Anaheim, California — Andy Florence, Founder and CEO co-starring grouplet’s be clear about one thing: his company had nothing to do with the fee litigation currently rocking the real estate world.
“We were not involved in that litigation at all. We learned of this from NAR long after it began,” Florence said in an interview with Housing Wire. . National Association of Realtors The NXT tournament will be held in Anaheim on Wednesday.
Report published by KBW Prior to the Sitzer/Barnett verdict being announced, KoStar was identified as the “largest beneficiary” of the current changes in the buyer agent landscape due to its unique business model.
After the decision in this case was announced, CoStar’s stock price soared, as did the stocks of its competitors, including: Jiro and red fin It fell dramatically. But Florence said she can’t believe people think her co-star is involved in that lawsuit or any other.
“We have 189,000 real estate customers. Who would be stupid enough to shoot themselves in the head like that?” Florence said. “We had nothing to do with it at all. Anyone who says we were funding it is lying. As a publicly traded company, we’re in a pretty open position.”
Homes.com, owned by CoStar, is a home search portal that saw traffic surge last year, hitting 100 million unique visitors in September, second only to Zillow.
Unlike other home search portals, Homes.com provides homebuyer leads free of charge to listing agents, rather than selling them to buying agents. The company’s business model was developed before buyer-broker rules were a thing and what Florence believes is a better experience for agents and buyers.

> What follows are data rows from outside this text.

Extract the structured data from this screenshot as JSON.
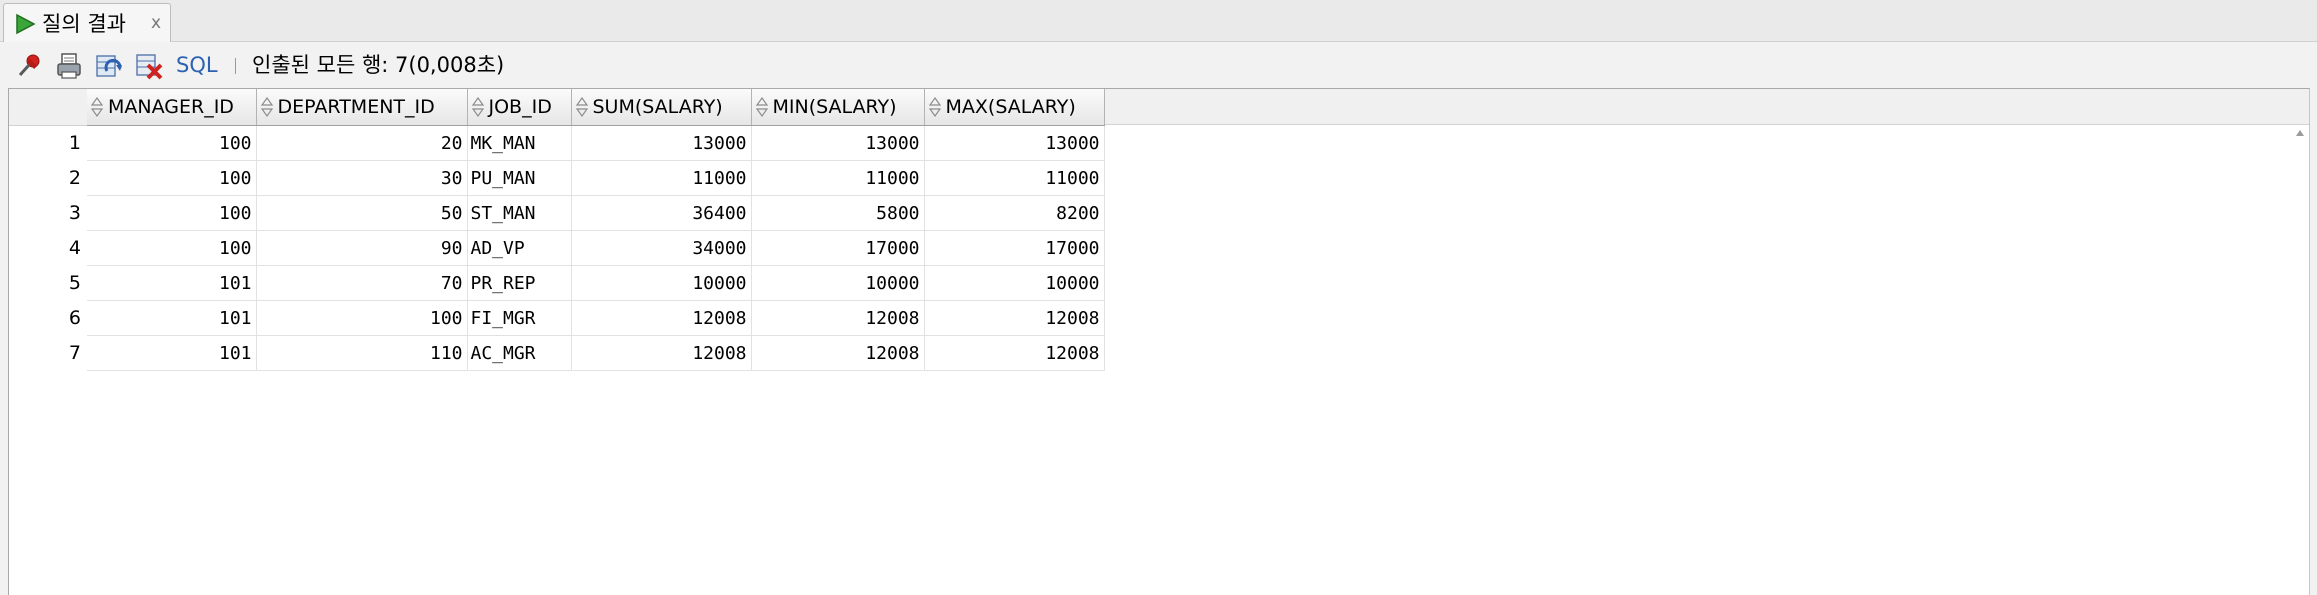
{
  "tab": {
    "title": "질의 결과",
    "close": "x"
  },
  "toolbar": {
    "icons": [
      "pin-icon",
      "print-icon",
      "refresh-icon",
      "cancel-icon"
    ],
    "sql_label": "SQL",
    "status": "인출된 모든 행: 7(0,008초)"
  },
  "grid": {
    "columns": [
      "MANAGER_ID",
      "DEPARTMENT_ID",
      "JOB_ID",
      "SUM(SALARY)",
      "MIN(SALARY)",
      "MAX(SALARY)"
    ],
    "rows": [
      {
        "n": "1",
        "manager_id": "100",
        "department_id": "20",
        "job_id": "MK_MAN",
        "sum": "13000",
        "min": "13000",
        "max": "13000"
      },
      {
        "n": "2",
        "manager_id": "100",
        "department_id": "30",
        "job_id": "PU_MAN",
        "sum": "11000",
        "min": "11000",
        "max": "11000"
      },
      {
        "n": "3",
        "manager_id": "100",
        "department_id": "50",
        "job_id": "ST_MAN",
        "sum": "36400",
        "min": "5800",
        "max": "8200"
      },
      {
        "n": "4",
        "manager_id": "100",
        "department_id": "90",
        "job_id": "AD_VP",
        "sum": "34000",
        "min": "17000",
        "max": "17000"
      },
      {
        "n": "5",
        "manager_id": "101",
        "department_id": "70",
        "job_id": "PR_REP",
        "sum": "10000",
        "min": "10000",
        "max": "10000"
      },
      {
        "n": "6",
        "manager_id": "101",
        "department_id": "100",
        "job_id": "FI_MGR",
        "sum": "12008",
        "min": "12008",
        "max": "12008"
      },
      {
        "n": "7",
        "manager_id": "101",
        "department_id": "110",
        "job_id": "AC_MGR",
        "sum": "12008",
        "min": "12008",
        "max": "12008"
      }
    ]
  },
  "colors": {
    "sql_link": "#2d62b3",
    "run_icon": "#3aa63a",
    "pin_icon": "#d0231f",
    "cancel_icon": "#d0231f"
  }
}
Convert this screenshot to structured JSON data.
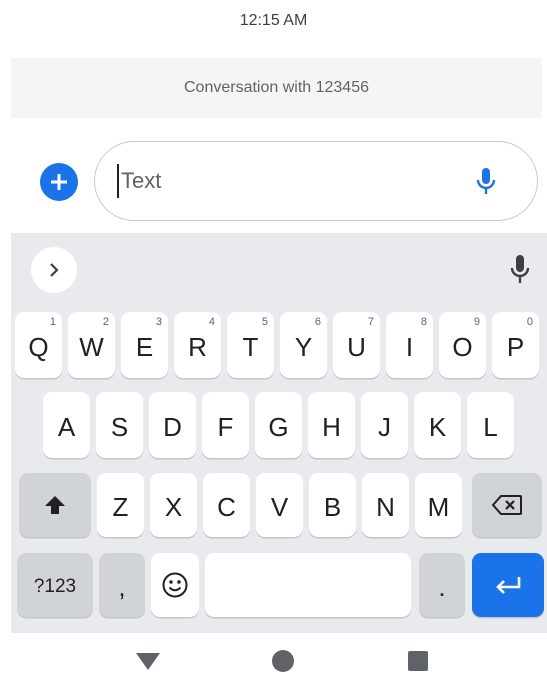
{
  "status_bar": {
    "time": "12:15 AM"
  },
  "conversation": {
    "title": "Conversation with 123456"
  },
  "compose": {
    "add_icon": "plus-icon",
    "placeholder": "Text",
    "mic_icon": "microphone-icon"
  },
  "keyboard": {
    "suggestion_strip": {
      "expand_icon": "chevron-right-icon",
      "voice_icon": "microphone-icon"
    },
    "row1": [
      {
        "label": "Q",
        "hint": "1"
      },
      {
        "label": "W",
        "hint": "2"
      },
      {
        "label": "E",
        "hint": "3"
      },
      {
        "label": "R",
        "hint": "4"
      },
      {
        "label": "T",
        "hint": "5"
      },
      {
        "label": "Y",
        "hint": "6"
      },
      {
        "label": "U",
        "hint": "7"
      },
      {
        "label": "I",
        "hint": "8"
      },
      {
        "label": "O",
        "hint": "9"
      },
      {
        "label": "P",
        "hint": "0"
      }
    ],
    "row2": [
      "A",
      "S",
      "D",
      "F",
      "G",
      "H",
      "J",
      "K",
      "L"
    ],
    "row3": [
      "Z",
      "X",
      "C",
      "V",
      "B",
      "N",
      "M"
    ],
    "shift_icon": "shift-arrow-icon",
    "backspace_icon": "backspace-icon",
    "symbols_label": "?123",
    "comma_label": ",",
    "emoji_icon": "emoji-icon",
    "period_label": ".",
    "enter_icon": "enter-arrow-icon"
  },
  "nav_bar": {
    "back_icon": "back-triangle-icon",
    "home_icon": "home-circle-icon",
    "recents_icon": "recents-square-icon"
  },
  "colors": {
    "accent": "#1a73e8",
    "keyboard_bg": "#e8eaed",
    "key_bg": "#ffffff",
    "special_key_bg": "#d0d3d8"
  }
}
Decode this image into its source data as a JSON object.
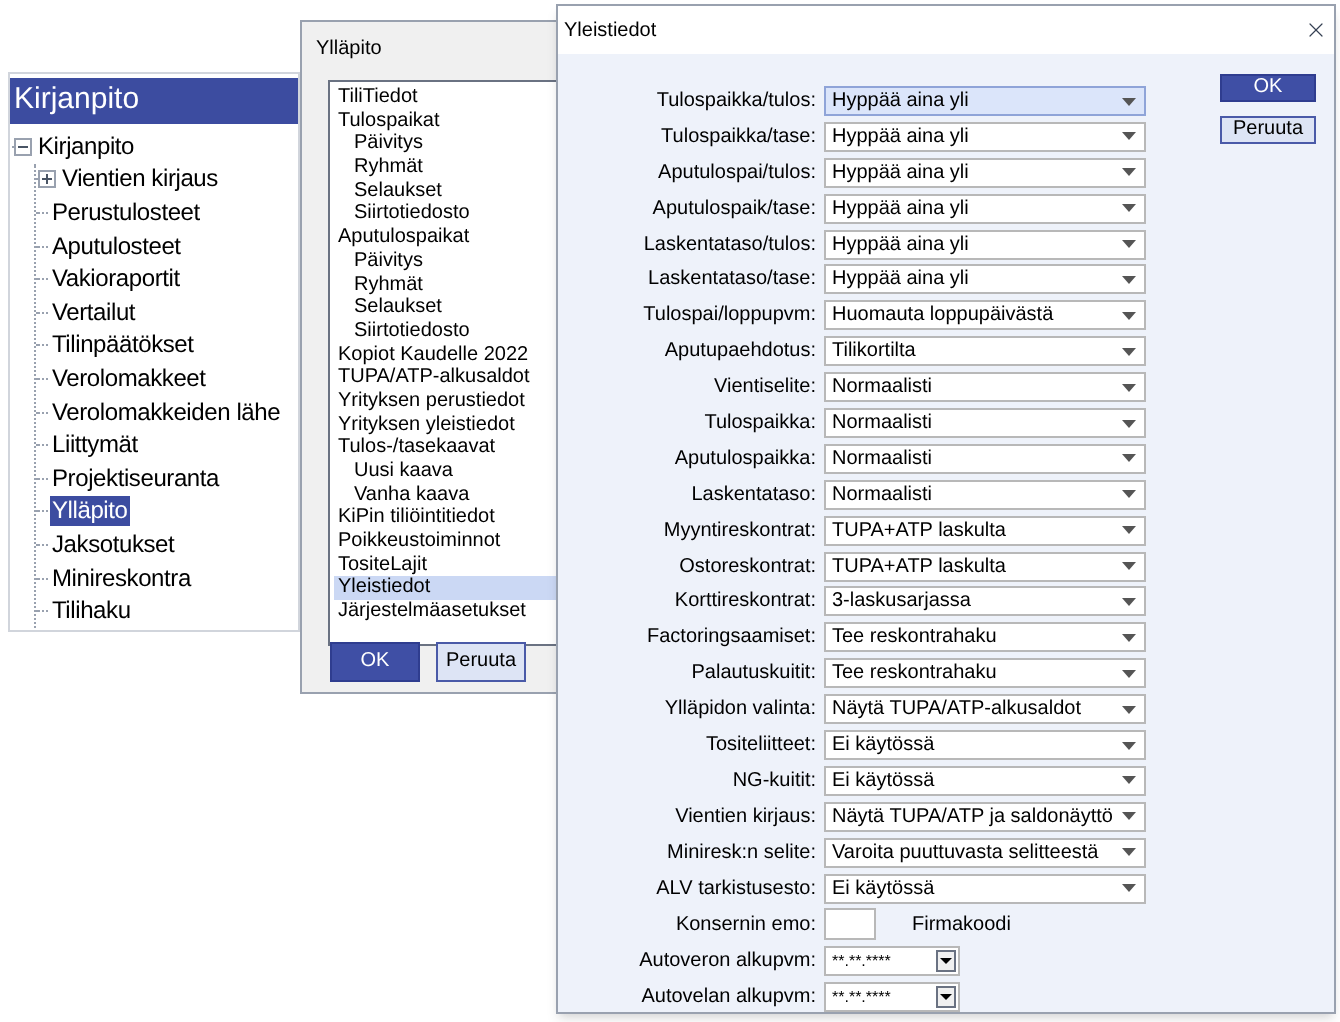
{
  "main_panel": {
    "title": "Kirjanpito",
    "tree": [
      {
        "label": "Kirjanpito",
        "expanded": true,
        "selected": false,
        "children": [
          {
            "label": "Vientien kirjaus",
            "expanded": false,
            "selected": false
          },
          {
            "label": "Perustulosteet",
            "selected": false
          },
          {
            "label": "Aputulosteet",
            "selected": false
          },
          {
            "label": "Vakioraportit",
            "selected": false
          },
          {
            "label": "Vertailut",
            "selected": false
          },
          {
            "label": "Tilinpäätökset",
            "selected": false
          },
          {
            "label": "Verolomakkeet",
            "selected": false
          },
          {
            "label": "Verolomakkeiden lähe",
            "selected": false
          },
          {
            "label": "Liittymät",
            "selected": false
          },
          {
            "label": "Projektiseuranta",
            "selected": false
          },
          {
            "label": "Ylläpito",
            "selected": true
          },
          {
            "label": "Jaksotukset",
            "selected": false
          },
          {
            "label": "Minireskontra",
            "selected": false
          },
          {
            "label": "Tilihaku",
            "selected": false
          }
        ]
      }
    ]
  },
  "maintenance_dialog": {
    "title": "Ylläpito",
    "items": [
      {
        "label": "TiliTiedot",
        "selected": false
      },
      {
        "label": "Tulospaikat",
        "selected": false,
        "children": [
          {
            "label": "Päivitys",
            "selected": false
          },
          {
            "label": "Ryhmät",
            "selected": false
          },
          {
            "label": "Selaukset",
            "selected": false
          },
          {
            "label": "Siirtotiedosto",
            "selected": false
          }
        ]
      },
      {
        "label": "Aputulospaikat",
        "selected": false,
        "children": [
          {
            "label": "Päivitys",
            "selected": false
          },
          {
            "label": "Ryhmät",
            "selected": false
          },
          {
            "label": "Selaukset",
            "selected": false
          },
          {
            "label": "Siirtotiedosto",
            "selected": false
          }
        ]
      },
      {
        "label": "Kopiot Kaudelle 2022",
        "selected": false
      },
      {
        "label": "TUPA/ATP-alkusaldot",
        "selected": false
      },
      {
        "label": "Yrityksen perustiedot",
        "selected": false
      },
      {
        "label": "Yrityksen yleistiedot",
        "selected": false
      },
      {
        "label": "Tulos-/tasekaavat",
        "selected": false,
        "children": [
          {
            "label": "Uusi kaava",
            "selected": false
          },
          {
            "label": "Vanha kaava",
            "selected": false
          }
        ]
      },
      {
        "label": "KiPin tiliöintitiedot",
        "selected": false
      },
      {
        "label": "Poikkeustoiminnot",
        "selected": false
      },
      {
        "label": "TositeLajit",
        "selected": false
      },
      {
        "label": "Yleistiedot",
        "selected": true
      },
      {
        "label": "Järjestelmäasetukset",
        "selected": false
      }
    ],
    "buttons": [
      {
        "label": "OK",
        "kind": "primary"
      },
      {
        "label": "Peruuta",
        "kind": "secondary"
      }
    ]
  },
  "settings_dialog": {
    "title": "Yleistiedot",
    "fields": [
      {
        "label": "Tulospaikka/tulos:",
        "value": "Hyppää aina yli",
        "focused": true
      },
      {
        "label": "Tulospaikka/tase:",
        "value": "Hyppää aina yli",
        "focused": false
      },
      {
        "label": "Aputulospai/tulos:",
        "value": "Hyppää aina yli",
        "focused": false
      },
      {
        "label": "Aputulospaik/tase:",
        "value": "Hyppää aina yli",
        "focused": false
      },
      {
        "label": "Laskentataso/tulos:",
        "value": "Hyppää aina yli",
        "focused": false
      },
      {
        "label": "Laskentataso/tase:",
        "value": "Hyppää aina yli",
        "focused": false
      },
      {
        "label": "Tulospai/loppupvm:",
        "value": "Huomauta loppupäivästä",
        "focused": false
      },
      {
        "label": "Aputupaehdotus:",
        "value": "Tilikortilta",
        "focused": false
      },
      {
        "label": "Vientiselite:",
        "value": "Normaalisti",
        "focused": false
      },
      {
        "label": "Tulospaikka:",
        "value": "Normaalisti",
        "focused": false
      },
      {
        "label": "Aputulospaikka:",
        "value": "Normaalisti",
        "focused": false
      },
      {
        "label": "Laskentataso:",
        "value": "Normaalisti",
        "focused": false
      },
      {
        "label": "Myyntireskontrat:",
        "value": "TUPA+ATP laskulta",
        "focused": false
      },
      {
        "label": "Ostoreskontrat:",
        "value": "TUPA+ATP laskulta",
        "focused": false
      },
      {
        "label": "Korttireskontrat:",
        "value": "3-laskusarjassa",
        "focused": false
      },
      {
        "label": "Factoringsaamiset:",
        "value": "Tee reskontrahaku",
        "focused": false
      },
      {
        "label": "Palautuskuitit:",
        "value": "Tee reskontrahaku",
        "focused": false
      },
      {
        "label": "Ylläpidon valinta:",
        "value": "Näytä TUPA/ATP-alkusaldot",
        "focused": false
      },
      {
        "label": "Tositeliitteet:",
        "value": "Ei käytössä",
        "focused": false
      },
      {
        "label": "NG-kuitit:",
        "value": "Ei käytössä",
        "focused": false
      },
      {
        "label": "Vientien kirjaus:",
        "value": "Näytä TUPA/ATP ja saldonäyttö",
        "focused": false
      },
      {
        "label": "Miniresk:n selite:",
        "value": "Varoita puuttuvasta selitteestä",
        "focused": false
      },
      {
        "label": "ALV tarkistusesto:",
        "value": "Ei käytössä",
        "focused": false
      }
    ],
    "parent_company": {
      "label": "Konsernin emo:",
      "note": "Firmakoodi"
    },
    "date_fields": [
      {
        "label": "Autoveron alkupvm:",
        "value": "**.**.****"
      },
      {
        "label": "Autovelan alkupvm:",
        "value": "**.**.****"
      }
    ],
    "buttons": [
      {
        "label": "OK",
        "kind": "primary"
      },
      {
        "label": "Peruuta",
        "kind": "secondary"
      }
    ]
  }
}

“We chose not to use buyer-broker rules from day one because we thought it was a better business model,” Florance told Housing Wire in October.
Florence said he has taken the commission lawsuit seriously from the beginning and was surprised that other real estate leaders seemed to ignore the threat to the industry. He believes most agents have not yet considered the potential consequences.
“99% of agents haven’t thought about it yet. The word ‘appeal’ gets thrown around a lot. I hope you are successful in your appeal, but the appeal is unlikely. I think this is likely to be the new reality,” Florance said.
This new reality will force the U.S. to move its home-buying model closer to that adopted by other countries, Florance said.
“It’s clear from research focus groups and what’s happening in other countries that if you completely ban sellers from paying buyer agents, homebuyers won’t be paying buyer agents out of their own pocket.” Lance said.
But he sees a silver lining for agents.
“By and large, there is no such thing as a buyer agent, because 85% also represent a significant amount of sellers. And the more senior you are in the industry, the more sellers you represent. I will be in charge of this.”
Florance says agents who do a combination of both are likely to keep more commissions.
“As history has shown, even if there is price pressure on fees, I think it will move very slowly, around 5% to 10% per year. Many agents will maintain higher commission rates for the same work.”
He added: “So in terms of hours, some agents may work the same amount of money and earn half as much, and some may work the same hours and earn twice as much.” Some agents will be able to double their income. ”
The real risk, for Florance, lies with Multiple Listing Services (MLS).
“What worries me is that this country depends on MLS to function, and getting rid of MLS because of these lawsuits could seriously damage the country. They are essential to the functioning of real estate and critical to our business,” Florance said.